Monday, September 6, 2010

The Sneeze

The instructions for that day’s grade one assignment were quite clear. Draw three daisies. Simple. Karine loved to draw and for once felt certain Sister Imelda would praise her for her artistic talents, her flawless daisies, the shape of their petals and the green of their stem. Of course because she was only 6 years old, her thoughts ran more towards how she’d get her picture hung at the front of the class.

Karine’s gleeful use of the pale pink crayon was halted by Sister Imelda’s imposing finger with its frighteningly close cropped nail pointing aggressively at the daisy.

“What do you think you’re doing?”
“Drawing the daisies, sister.”
“Why is it pink?” She growled the question, over pronouncing the P and the K.
“Because I like pink.” Karine was more hesitant in her answer. She was beginning to recognize that trouble, as usual, was just ahead of her.

By now the entire class had stopped colouring and was watching the drama unfold.

“Really? Pink? Do you think God cares that you like pink? Does God make pink daisies?”

Karine saw an opening to share what she had learned. “My mother has pink daisies in her garden.” Karine was too young to know the difference between daisies and Echinacea.

“You petulant little child. God makes daisies WHITE.”

Karine knew what was coming next and gathered her books together before being ordered “Out in the hall.” She’d have to spend the rest of the morning sitting in the “desk of shame” in the hall. A desk was permanently parked outside of Sister Imelda’s classroom because there was usually at least one pupil ordered out there at any one time.

The desk of shame would not be so bad – rather peaceful in fact – except for the disapproving shakes of heads from the other teachers, and even worse, Father O’Leary, the principal. The taunts of her schoolmates didn’t help. Especially the snotty superiority of Sarah Beth Lindy who was always being praised by Sister Imelda.

Karine got to work. Her previous attempt at drawing was trashed by the good Sister. This time she’d try again and make them white with a yellow centre, green stem and three leaves. The result made her yawn.

After a lonely lunch Karine was allowed back into class. Things were going fairly well, but Karine could not let go of the injustice of being yelled at for making her daisies prettier than required. Her eyes bore holes into the back of Sister Imelda’s head as she wrote math gibberish on the board. When she turned to face the class, to Karine’s eyes Sister Imelda had horns, her nose had grown by three inches and warts had taken over her face and neck. Instead of being afraid of the gargoyle now teaching math, Karine was pleased with the look she had given to her teacher.

Her smug satisfaction was shattered when she realized her name was being called to answer a math question that required adding two impossibly large numbers. Karine sat there miserably with her mouth wide open. Sister Imelda pounced.

“You weren’t paying attention.” It was an accusation, not a question. Thankfully an answer was not required. Sister Imelda chose to humiliate her simply by barking “Smarten up” and turned back to the board. Karine happened to catch Sarah Beth’s triumphant face. Karine resisted the urge to stick out her tongue. It was the best decision she had made all day.

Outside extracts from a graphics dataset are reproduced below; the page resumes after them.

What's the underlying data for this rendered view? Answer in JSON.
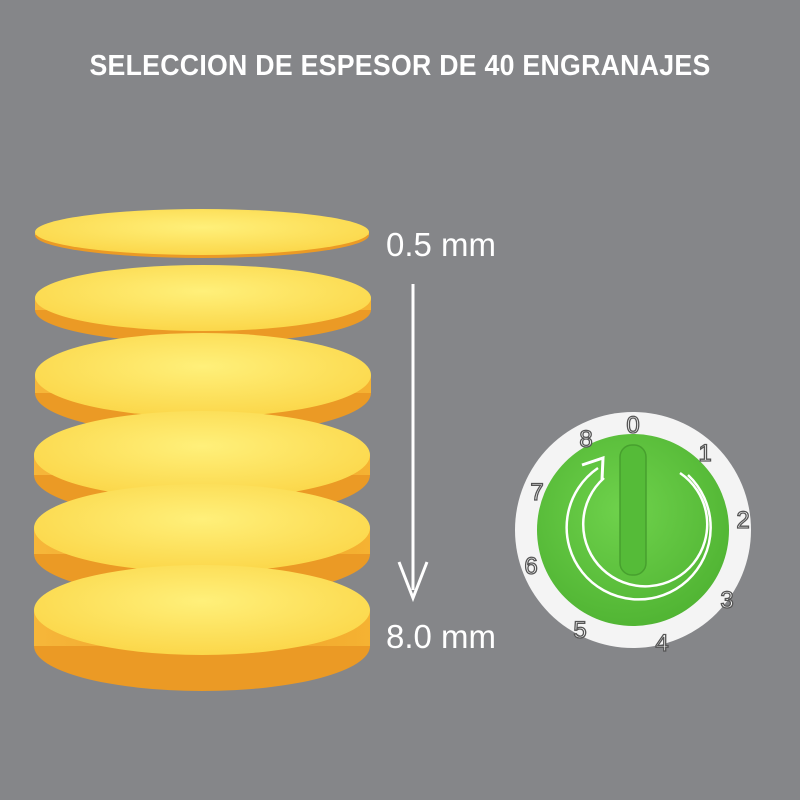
{
  "title": "SELECCION DE ESPESOR DE 40 ENGRANAJES",
  "thickness_min_label": "0.5 mm",
  "thickness_max_label": "8.0 mm",
  "dial": {
    "numbers": [
      "0",
      "1",
      "2",
      "3",
      "4",
      "5",
      "6",
      "7",
      "8"
    ],
    "knob_color": "#5cc43c",
    "ring_color": "#ffffff",
    "icon": "rotate-clockwise-arrow-icon"
  },
  "colors": {
    "background": "#858689",
    "slice_top": "#fde25a",
    "slice_edge": "#f0a42a"
  }
}
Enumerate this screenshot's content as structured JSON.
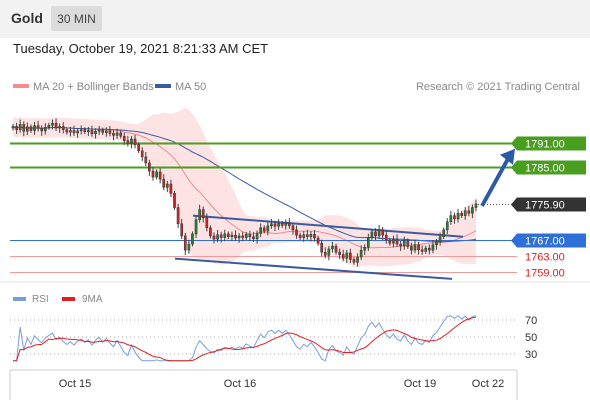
{
  "header": {
    "symbol": "Gold",
    "timeframe": "30 MIN"
  },
  "datetime": "Tuesday, October 19, 2021 8:21:33 AM CET",
  "credit": "Research © 2021 Trading Central",
  "colors": {
    "bollinger": "#f48a8a",
    "ma50": "#3a5ba0",
    "green": "#4a9e1f",
    "blue": "#2e6fd8",
    "rsi": "#7a9ce0",
    "rsi_ma": "#e02020"
  },
  "chart_data": [
    {
      "type": "candlestick",
      "legend": [
        {
          "name": "MA 20 + Bollinger Bands"
        },
        {
          "name": "MA 50"
        }
      ],
      "x_ticks": [
        "Oct 15",
        "Oct 16",
        "Oct 19",
        "Oct 22"
      ],
      "ylim": [
        1756,
        1800
      ],
      "levels": [
        {
          "value": 1791.0,
          "label": "1791.00",
          "style": "green-box"
        },
        {
          "value": 1785.0,
          "label": "1785.00",
          "style": "green-box"
        },
        {
          "value": 1775.9,
          "label": "1775.90",
          "style": "current"
        },
        {
          "value": 1767.0,
          "label": "1767.00",
          "style": "blue-box"
        },
        {
          "value": 1763.0,
          "label": "1763.00",
          "style": "red-text"
        },
        {
          "value": 1759.0,
          "label": "1759.00",
          "style": "red-text"
        }
      ],
      "candles": [
        1795.0,
        1794.2,
        1795.5,
        1793.8,
        1794.9,
        1794.0,
        1795.2,
        1794.5,
        1793.9,
        1794.8,
        1795.3,
        1795.8,
        1794.6,
        1795.0,
        1794.2,
        1793.6,
        1794.0,
        1793.4,
        1793.9,
        1794.2,
        1793.7,
        1794.0,
        1793.2,
        1793.8,
        1794.1,
        1793.5,
        1793.9,
        1793.3,
        1792.8,
        1793.4,
        1792.6,
        1791.5,
        1790.8,
        1791.9,
        1790.5,
        1789.0,
        1787.5,
        1786.0,
        1784.0,
        1782.5,
        1783.8,
        1782.0,
        1780.0,
        1780.8,
        1778.5,
        1775.0,
        1771.0,
        1768.0,
        1764.5,
        1766.0,
        1768.5,
        1772.0,
        1774.5,
        1772.5,
        1770.0,
        1768.0,
        1767.2,
        1768.3,
        1767.6,
        1768.5,
        1767.8,
        1768.2,
        1767.5,
        1768.0,
        1767.6,
        1768.4,
        1767.8,
        1767.3,
        1768.6,
        1770.0,
        1769.2,
        1770.5,
        1771.0,
        1770.4,
        1771.1,
        1770.6,
        1771.2,
        1770.5,
        1769.5,
        1768.2,
        1767.6,
        1768.3,
        1767.8,
        1768.4,
        1767.5,
        1766.2,
        1764.0,
        1763.2,
        1764.8,
        1765.5,
        1764.0,
        1763.4,
        1762.5,
        1763.8,
        1762.2,
        1761.5,
        1762.8,
        1764.5,
        1765.2,
        1767.5,
        1769.0,
        1768.0,
        1769.5,
        1768.2,
        1767.0,
        1766.2,
        1767.2,
        1766.0,
        1765.5,
        1766.8,
        1765.4,
        1764.5,
        1765.8,
        1764.6,
        1764.2,
        1765.0,
        1764.5,
        1765.8,
        1766.5,
        1767.8,
        1769.5,
        1771.5,
        1773.0,
        1772.2,
        1773.6,
        1773.0,
        1774.2,
        1773.6,
        1775.0,
        1775.9
      ],
      "projection_end": 1788.5
    },
    {
      "type": "line",
      "legend": [
        {
          "name": "RSI"
        },
        {
          "name": "9MA"
        }
      ],
      "y_ticks": [
        "70",
        "50",
        "30"
      ],
      "ylim": [
        10,
        80
      ]
    }
  ]
}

The dreadful day was almost done. The only thing left to survive was gym class outside. Karine was determined to pay attention, be quiet and charming and not get into trouble. She was not a child programmed to sit still but she wanted nothing more than to play the game and be a good girl and go home to her mom’s warm hug and perhaps cookies and milk to help forget the day.

The set up was standard. Holding hands and walking around the magic circle. It was a simple game. Karine could do this. Sister Imelda had made the circle arrangements. Karine had Sarah Beth on one side and Sister Imelda on the other. The dream of holding hands with Tommy Snyder was thereby lost. After a momentary pout, Karine returned to her plan of goodness.

Karine’s nose had a different plan. It started as a small tickle. An annoyance, but it grew. It was quickly mounting to be a colossal sneeze. First Karine tried to release her hand from Sarah Beth’s grasp. That didn’t work. Next she tried to struggle free from Sister Imelda, but her grip only seemed to get stronger. She resorted to pleading.

“Please, Sister, my nose.”
“Sit still, Karine. Enough.”
“But I’m going to …” It was too late. The sneeze was bigger than Karine herself. It was simply reflex that caused Karine’s little hand, still housed in Sister Imelda’s unyielding grasp, shot to her face and wiped up the offensive remnants of the sneeze. However, it should be reported that Karine’s hand did not mop up the mess. In fact, Sister Imelda’s hand and sleeve did a far better job of getting Karine’s face clean.

Sister Imelda’s reaction was as immediate as it was predictable. A high pitched screech could be heard threatening hell and brimstone and Sister Imelda hauled Karine away. She knew where she was heading – the gulag – the principal’s office. But Karine carried forward… bravely… with a huge smile on her face.